Der Bereitschaftsdienst ist ein wichtiger Bestandteil der Betriebssicherheit in Eishallen mit Ammoniak-Kälteanlagen. Er stellt sicher, dass auch außerhalb der regulären Betriebszeiten eine unterwiesene, ortskundige und fachlich geeignete Person erreichbar ist und im Ereignisfall zeitnah reagieren kann.

Ziel des Bereitschaftsdienstes ist nicht, dass eine Person allein gefährliche Arbeiten im Maschinenraum durchführt. Ziel ist, die Handlungsfähigkeit des Betreibers sicherzustellen, die Lage fachlich einzuordnen, externe Einsatzkräfte zu unterstützen und die festgelegten Notfallabläufe einzuleiten.

Grundsatz:
Bereitschaftsdienst bedeutet nicht: „Allein in den Maschinenraum gehen und das Problem lösen.“ Bereitschaftsdienst bedeutet: erreichbar sein, Lage bewerten, richtig alarmieren, koordinieren und Einsatzkräfte fachlich unterstützen.

1. Rechtliche Grundlagen

Die Grundlage für einen Bereitschaftsdienst ergibt sich aus der Betreiberverantwortung, der Gefährdungsbeurteilung, dem Alarm- und Gefahrenabwehrplan sowie den technischen und organisatorischen Anforderungen an den sicheren Betrieb der Kälteanlage.

Bei Ammoniak-Kälteanlagen ist besonders wichtig, dass im Ereignisfall fachkundige Unterstützung für Einsatzkräfte und verantwortliche Personen verfügbar ist. Feuerwehr, Leitstelle oder Sicherheitsdienst kennen die konkrete Anlage meist nicht im Detail. Deshalb braucht es eine ortskundige Person, die Anlage, Zugänge, Absperrorgane, Schaltstellen und Notfallabläufe kennt.
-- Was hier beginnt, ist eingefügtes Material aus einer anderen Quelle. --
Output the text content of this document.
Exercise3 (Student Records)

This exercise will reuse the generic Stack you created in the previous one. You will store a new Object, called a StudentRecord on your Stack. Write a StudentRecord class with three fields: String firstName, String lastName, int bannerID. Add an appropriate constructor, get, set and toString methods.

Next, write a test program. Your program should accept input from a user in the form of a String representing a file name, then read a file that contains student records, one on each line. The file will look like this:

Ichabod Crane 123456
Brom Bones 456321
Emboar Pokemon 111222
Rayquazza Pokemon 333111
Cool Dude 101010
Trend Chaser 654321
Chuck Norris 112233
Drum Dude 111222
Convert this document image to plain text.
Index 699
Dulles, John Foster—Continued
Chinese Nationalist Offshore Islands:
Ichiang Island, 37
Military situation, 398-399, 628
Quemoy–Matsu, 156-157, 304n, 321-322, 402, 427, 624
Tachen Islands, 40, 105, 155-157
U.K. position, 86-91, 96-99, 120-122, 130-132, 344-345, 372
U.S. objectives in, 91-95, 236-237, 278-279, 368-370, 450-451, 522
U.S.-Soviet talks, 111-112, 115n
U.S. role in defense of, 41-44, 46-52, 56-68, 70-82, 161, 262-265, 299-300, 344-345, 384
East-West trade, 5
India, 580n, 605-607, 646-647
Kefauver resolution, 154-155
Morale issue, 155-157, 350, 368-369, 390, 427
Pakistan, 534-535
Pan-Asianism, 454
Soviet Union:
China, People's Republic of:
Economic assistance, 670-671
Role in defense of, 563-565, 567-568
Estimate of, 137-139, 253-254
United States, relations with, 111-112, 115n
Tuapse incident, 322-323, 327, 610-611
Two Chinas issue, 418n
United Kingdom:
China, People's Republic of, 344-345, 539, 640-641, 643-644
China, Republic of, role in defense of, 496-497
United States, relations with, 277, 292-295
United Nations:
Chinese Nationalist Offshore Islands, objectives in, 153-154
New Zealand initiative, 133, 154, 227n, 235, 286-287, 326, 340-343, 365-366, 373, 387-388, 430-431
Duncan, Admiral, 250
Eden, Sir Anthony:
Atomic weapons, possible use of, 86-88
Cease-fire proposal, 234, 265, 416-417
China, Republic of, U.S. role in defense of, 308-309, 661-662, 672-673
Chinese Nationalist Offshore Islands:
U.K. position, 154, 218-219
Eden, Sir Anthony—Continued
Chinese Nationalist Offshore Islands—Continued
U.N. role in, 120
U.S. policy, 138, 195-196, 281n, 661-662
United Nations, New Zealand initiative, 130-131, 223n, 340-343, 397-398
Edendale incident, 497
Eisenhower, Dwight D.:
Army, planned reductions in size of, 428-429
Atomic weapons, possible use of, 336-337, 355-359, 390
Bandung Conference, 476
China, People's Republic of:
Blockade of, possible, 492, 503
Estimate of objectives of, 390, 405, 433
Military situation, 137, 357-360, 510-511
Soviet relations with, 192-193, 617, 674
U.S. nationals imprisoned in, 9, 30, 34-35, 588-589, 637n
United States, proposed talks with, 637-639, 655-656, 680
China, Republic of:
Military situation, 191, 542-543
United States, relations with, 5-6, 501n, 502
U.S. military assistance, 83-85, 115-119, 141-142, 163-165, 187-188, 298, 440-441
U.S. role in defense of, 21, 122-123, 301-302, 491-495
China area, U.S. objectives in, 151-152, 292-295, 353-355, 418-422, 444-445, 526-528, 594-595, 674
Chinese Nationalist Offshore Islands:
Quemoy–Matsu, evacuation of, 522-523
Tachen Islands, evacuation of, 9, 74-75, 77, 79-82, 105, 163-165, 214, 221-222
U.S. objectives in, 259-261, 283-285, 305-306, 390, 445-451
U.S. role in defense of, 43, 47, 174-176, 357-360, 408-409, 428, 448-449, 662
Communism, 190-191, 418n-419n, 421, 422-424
Ebenso sollen die an der Schadensbekämpfung und Gefahrenabwehr beteiligten externen Stellen und Personen soweit unterrichtet sein, dass Hilfsmaßnahmen sofort begonnen werden können.

TRAS 110, Abschnitt 4 Abs. 4, sinngemäß zusammengefasst

Die konkrete Organisation des Bereitschaftsdienstes muss betrieblich festgelegt werden. Dazu gehören Erreichbarkeit, Reaktionszeit, Vertretung, Schlüsselzugang, Unterlagen, Befugnisse und klare Grenzen des Handelns.

2. Wer darf Bereitschaftsdienst übernehmen?

Bereitschaftsdienst darf nicht beliebig auf irgendeine Person übertragen werden. Die Person muss zur Aufgabe passen und in der Lage sein, im Ereignisfall richtig zu handeln.

Eine geeignete Person sollte:
  • in die Anlage eingewiesen sein
  • den Maschinenraum und die Technikbereiche kennen
  • den Alarm- und Gefahrenabwehrplan kennen
  • die Betriebsanweisung kennen
  • die wichtigsten Absperrungen und Schaltstellen kennen
  • die Grenzen des eigenen Handelns kennen
  • im Umgang mit Alarmierungen unterwiesen sein
  • die erforderliche PSA kennen und verfügbar haben
  • mit Feuerwehr, Leitstelle oder Fachfirma kommunizieren können

Nicht ausreichend ist, wenn jemand lediglich einen Schlüssel besitzt. Bereitschaftsdienst setzt Organisation, Unterweisung, Ortskenntnis und klare Befugnisse voraus.

3. Was bedeutet Bereitschaftsdienst konkret?

Bereitschaftsdienst bedeutet, außerhalb der regulären Arbeitszeit erreichbar zu sein und bei Bedarf zeitnah zu reagieren. Je nach betrieblicher Regelung kann das bedeuten, telefonisch zu unterstützen, eine Fachfirma zu informieren, zur Anlage zu fahren oder Einsatzkräfte vor Ort einzuweisen.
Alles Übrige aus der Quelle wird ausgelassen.